Joseph Despins and William Dumaresq, Duffer, 1971, black-and-white film in 16 mm, 75 minutes.


THERE ARE MANY REASONS why Joseph Despins and William Dumaresq’s cerebral head jerker Duffer had only been screened publicly in the UK twice since its release in 1971 until Little Joe, a magazine about queers and cinema, mostly (the project’s own words), selected it for the independent Portobello Pop-Up Cinema’s London Lo-Fi Cinema Season. By all standards, it is extreme. There is sex! Sodomy! Mental instability! Misogyny! Simulated male pregnancy! Possibly infanticide! Presenting the film in London’s only semi-outdoor movie theater built under a motorway bridge and entirely out of scrap material (including two shipping crates that act as storage space and projection room respectively)—indeed, in the very neighborhood in which the film was made—Little Joe deputy editor Michael Pierce warned the audience: “This film is odd. I mean . . . it’s a bit much.”
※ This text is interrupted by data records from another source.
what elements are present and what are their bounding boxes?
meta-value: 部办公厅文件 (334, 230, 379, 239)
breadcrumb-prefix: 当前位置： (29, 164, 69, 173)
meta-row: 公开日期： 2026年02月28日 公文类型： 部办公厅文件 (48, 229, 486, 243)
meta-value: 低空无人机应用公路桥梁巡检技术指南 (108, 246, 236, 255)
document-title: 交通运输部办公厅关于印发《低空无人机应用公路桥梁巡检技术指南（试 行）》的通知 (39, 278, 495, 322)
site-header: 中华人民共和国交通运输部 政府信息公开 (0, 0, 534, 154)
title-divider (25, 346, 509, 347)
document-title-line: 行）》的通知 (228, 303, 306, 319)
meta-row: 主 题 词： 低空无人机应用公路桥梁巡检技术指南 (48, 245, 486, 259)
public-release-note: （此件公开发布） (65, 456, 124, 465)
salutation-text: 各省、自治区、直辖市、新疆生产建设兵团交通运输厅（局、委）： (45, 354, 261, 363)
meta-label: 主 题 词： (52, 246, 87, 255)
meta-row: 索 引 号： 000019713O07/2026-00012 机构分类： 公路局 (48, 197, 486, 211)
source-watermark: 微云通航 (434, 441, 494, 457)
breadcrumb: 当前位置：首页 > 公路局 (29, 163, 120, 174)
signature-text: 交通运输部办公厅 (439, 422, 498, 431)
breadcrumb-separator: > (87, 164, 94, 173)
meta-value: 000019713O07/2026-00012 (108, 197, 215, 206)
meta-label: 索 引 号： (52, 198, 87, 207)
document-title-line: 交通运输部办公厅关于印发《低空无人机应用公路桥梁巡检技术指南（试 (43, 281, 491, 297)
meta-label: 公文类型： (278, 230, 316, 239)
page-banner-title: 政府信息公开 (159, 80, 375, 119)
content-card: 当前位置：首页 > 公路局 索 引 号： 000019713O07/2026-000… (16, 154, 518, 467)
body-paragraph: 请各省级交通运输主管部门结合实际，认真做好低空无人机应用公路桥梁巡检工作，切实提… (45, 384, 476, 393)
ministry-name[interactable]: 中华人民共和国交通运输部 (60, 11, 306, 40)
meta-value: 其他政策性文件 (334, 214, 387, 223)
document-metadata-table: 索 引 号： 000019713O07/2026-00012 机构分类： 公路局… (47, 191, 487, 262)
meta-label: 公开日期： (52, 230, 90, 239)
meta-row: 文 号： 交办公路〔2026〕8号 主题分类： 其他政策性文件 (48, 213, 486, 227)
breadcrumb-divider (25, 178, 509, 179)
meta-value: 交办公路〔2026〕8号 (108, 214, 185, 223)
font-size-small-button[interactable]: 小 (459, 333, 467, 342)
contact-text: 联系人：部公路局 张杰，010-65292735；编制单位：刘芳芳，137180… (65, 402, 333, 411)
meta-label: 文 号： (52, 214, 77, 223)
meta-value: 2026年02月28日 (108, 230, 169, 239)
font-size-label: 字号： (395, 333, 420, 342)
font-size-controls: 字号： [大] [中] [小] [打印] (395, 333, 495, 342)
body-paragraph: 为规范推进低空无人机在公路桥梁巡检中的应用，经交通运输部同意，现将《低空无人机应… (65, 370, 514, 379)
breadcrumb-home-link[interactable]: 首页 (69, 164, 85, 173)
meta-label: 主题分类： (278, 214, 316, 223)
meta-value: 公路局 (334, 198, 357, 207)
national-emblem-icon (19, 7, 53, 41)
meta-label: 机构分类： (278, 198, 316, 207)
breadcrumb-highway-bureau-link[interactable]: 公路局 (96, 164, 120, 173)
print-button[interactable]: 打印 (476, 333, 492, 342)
But all sensationalism aside, this is a tender rumination on pleasure—seeking it, feeling it, and giving it—a story that charts the intense stirrings for something one doesn’t quite know or understand. When we meet the eponymous narrator, a teenage, orphaned expat living in down-and-out West London, he’s sitting under Hammersmith Bridge at the river’s edge gazing into the water. Duffer is caught between a kindly hooker—Her Gracie, with a body like strawberry jelly—who resides in a fluffy, marshmallow world, and Louis Jack, a dark, misogynistic sadist whose visceral hatred for “womanimal” is equaled only by a passion for torture. The story moves between these two archetypes—man and woman—mediated through Duffer’s perspective. A certain dissociative action is underscored by dubbed voices that do not correspond to moving lips, as if dialogue were in fact a production of the storyteller’s mind and nothing more.

Duffer believes Her Gracie can restore his masculinity, while knowing at base he belongs to Louis Jack for reasons that escape him. He’s certain (so he thinks) of only one thing: that it would be wrong to deny people like Louis Jack pleasure in this unhappy world, even if this results in his own physical discomfort. The winning score, composed by Galt MacDermot (of Hair fame), tracks Duffer’s mood throughout, and at the Portobello screening the music was punctuated by the rumblings of traffic passing the theater overhead at intervals that felt perfectly timed—a strange audio synergy between West London now and then. With these present-day sounds seeping into the narrative, there was something rather timeless about watching Duffer wrestle (sometimes literally) with this inherent, often illogical, drive for something as painful and joyful as it is selfish and selfless. It is a feeling never named, but expressed in ways that are both incorrigible and sublime; recognizable in that it rumbles deep within us all one way or another, whether we acknowledge it or not.